La pertinence, indique Shulman, est la clé du programme pour raconter à nouveau l’histoire de la Shoah. Enfant et adolescent, il se souvient avoir eu le sentiment que la Shoah était « ancienne et lointaine ».
« Aujourd’hui, c’est un paradoxe complet », dit-il. « Elle semble beaucoup plus récente et beaucoup plus pertinente qu’elle ne l’était à l’époque ».
« D’une certaine manière, elle semble plus contemporaine qu’il y a 25 ou 30 ans », poursuit Shulman, « et je pense que c’est à cause de la politique dans le monde : la montée du nationalisme dans le monde entier et la complexité actuelle de l’antisémitisme. C’est extrêmement pertinent et a beaucoup d’échos… en particulier comment les craintes et les angoisses des gens peuvent être exploitées à des fins politiques ».
La série a été personnellement importante pour ses créateurs. Pour le producteur Sheldon Lazarus, responsable de la promotion, « c’était certainement un projet passionnant », rapporte David Shulman.
« Pendant très longtemps, il a toujours désiré voir un film qui serait une approche contemporaine de l’histoire de la Shoah », ajoute-t-il.
Leo Pearlman, l’un des fondateurs de la société de production Fulwell 73 et producteur exécutif du documentaire, est le petit-fils de survivants de la Shoah. La famille de Shulman a quitté l’Europe pour l’Amérique dans les années 1920, mais toute la famille n’a pas pu s’échapper.
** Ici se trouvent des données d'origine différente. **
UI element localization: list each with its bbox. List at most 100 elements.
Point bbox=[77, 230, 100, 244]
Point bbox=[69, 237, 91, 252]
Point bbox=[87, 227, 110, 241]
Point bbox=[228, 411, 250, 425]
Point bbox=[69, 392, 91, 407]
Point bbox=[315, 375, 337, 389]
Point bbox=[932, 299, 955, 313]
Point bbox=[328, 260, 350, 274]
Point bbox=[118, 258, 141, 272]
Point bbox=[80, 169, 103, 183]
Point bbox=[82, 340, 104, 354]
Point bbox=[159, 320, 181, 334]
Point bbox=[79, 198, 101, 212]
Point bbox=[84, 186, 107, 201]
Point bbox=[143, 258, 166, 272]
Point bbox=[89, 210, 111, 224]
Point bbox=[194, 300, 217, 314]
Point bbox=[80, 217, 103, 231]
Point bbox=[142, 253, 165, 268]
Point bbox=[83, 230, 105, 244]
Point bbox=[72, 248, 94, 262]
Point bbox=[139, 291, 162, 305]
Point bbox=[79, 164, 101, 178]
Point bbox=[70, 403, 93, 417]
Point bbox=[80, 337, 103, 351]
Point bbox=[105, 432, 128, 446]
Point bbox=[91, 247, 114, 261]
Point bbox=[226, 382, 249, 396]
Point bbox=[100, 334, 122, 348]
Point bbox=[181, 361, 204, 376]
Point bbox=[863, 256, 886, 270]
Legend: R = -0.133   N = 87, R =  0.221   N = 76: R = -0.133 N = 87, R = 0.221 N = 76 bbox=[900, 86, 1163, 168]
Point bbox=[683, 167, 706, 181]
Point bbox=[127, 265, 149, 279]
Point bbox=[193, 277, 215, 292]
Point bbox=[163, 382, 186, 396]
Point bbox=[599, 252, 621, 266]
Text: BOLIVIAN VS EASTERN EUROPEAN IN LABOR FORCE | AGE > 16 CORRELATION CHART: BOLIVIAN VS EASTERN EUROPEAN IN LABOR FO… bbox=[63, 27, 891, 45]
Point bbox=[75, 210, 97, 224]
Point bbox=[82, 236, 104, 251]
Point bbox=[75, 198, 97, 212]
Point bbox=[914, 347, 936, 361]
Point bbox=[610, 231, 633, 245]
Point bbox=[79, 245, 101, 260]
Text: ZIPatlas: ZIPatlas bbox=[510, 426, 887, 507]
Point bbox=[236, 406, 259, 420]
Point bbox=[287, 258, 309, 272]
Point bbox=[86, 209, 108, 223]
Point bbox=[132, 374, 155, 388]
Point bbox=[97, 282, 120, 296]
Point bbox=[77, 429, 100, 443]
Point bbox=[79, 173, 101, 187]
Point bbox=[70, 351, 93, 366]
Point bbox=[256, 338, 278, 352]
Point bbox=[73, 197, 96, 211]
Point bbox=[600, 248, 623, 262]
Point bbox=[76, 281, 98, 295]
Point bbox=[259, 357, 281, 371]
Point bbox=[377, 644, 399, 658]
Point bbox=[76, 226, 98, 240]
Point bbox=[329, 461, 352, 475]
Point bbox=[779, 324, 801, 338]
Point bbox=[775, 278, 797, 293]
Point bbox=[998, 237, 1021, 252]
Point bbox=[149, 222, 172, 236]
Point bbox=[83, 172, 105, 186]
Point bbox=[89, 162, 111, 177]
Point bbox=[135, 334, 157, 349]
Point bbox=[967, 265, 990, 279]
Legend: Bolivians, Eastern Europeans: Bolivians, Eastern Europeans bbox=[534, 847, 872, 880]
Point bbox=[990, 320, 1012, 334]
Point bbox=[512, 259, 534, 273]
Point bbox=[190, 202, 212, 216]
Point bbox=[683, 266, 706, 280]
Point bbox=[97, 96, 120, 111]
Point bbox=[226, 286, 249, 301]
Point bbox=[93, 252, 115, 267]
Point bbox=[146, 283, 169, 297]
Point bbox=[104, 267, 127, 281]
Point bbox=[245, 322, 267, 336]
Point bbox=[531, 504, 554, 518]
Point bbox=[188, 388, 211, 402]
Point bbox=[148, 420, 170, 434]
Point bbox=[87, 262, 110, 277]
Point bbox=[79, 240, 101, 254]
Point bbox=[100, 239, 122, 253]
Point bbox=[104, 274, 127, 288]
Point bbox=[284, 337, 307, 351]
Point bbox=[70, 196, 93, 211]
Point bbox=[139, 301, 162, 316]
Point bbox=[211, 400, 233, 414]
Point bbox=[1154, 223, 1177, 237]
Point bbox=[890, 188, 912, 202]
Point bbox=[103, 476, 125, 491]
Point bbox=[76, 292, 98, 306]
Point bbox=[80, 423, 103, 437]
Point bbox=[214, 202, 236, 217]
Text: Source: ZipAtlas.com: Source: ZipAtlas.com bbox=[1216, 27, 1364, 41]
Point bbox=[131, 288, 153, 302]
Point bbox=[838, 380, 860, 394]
« Tous les frères et sœurs de mes grands-parents qui sont restés étaient… au cœur de l’action, là où de nombreux massacres de Juifs [ont eu lieu] lorsque les nazis sont entrés en Ukraine et dans cette partie de l’Union soviétique », explique-t-il.
« J’ai entendu une histoire racontée par ma tante qui disait que soudainement ils n’ont plus reçu de nouvelles de la famille, de ses oncles et tantes », se souvient David Shulman. « Ils ont tout simplement cessé de recevoir des cartes postales et des lettres ».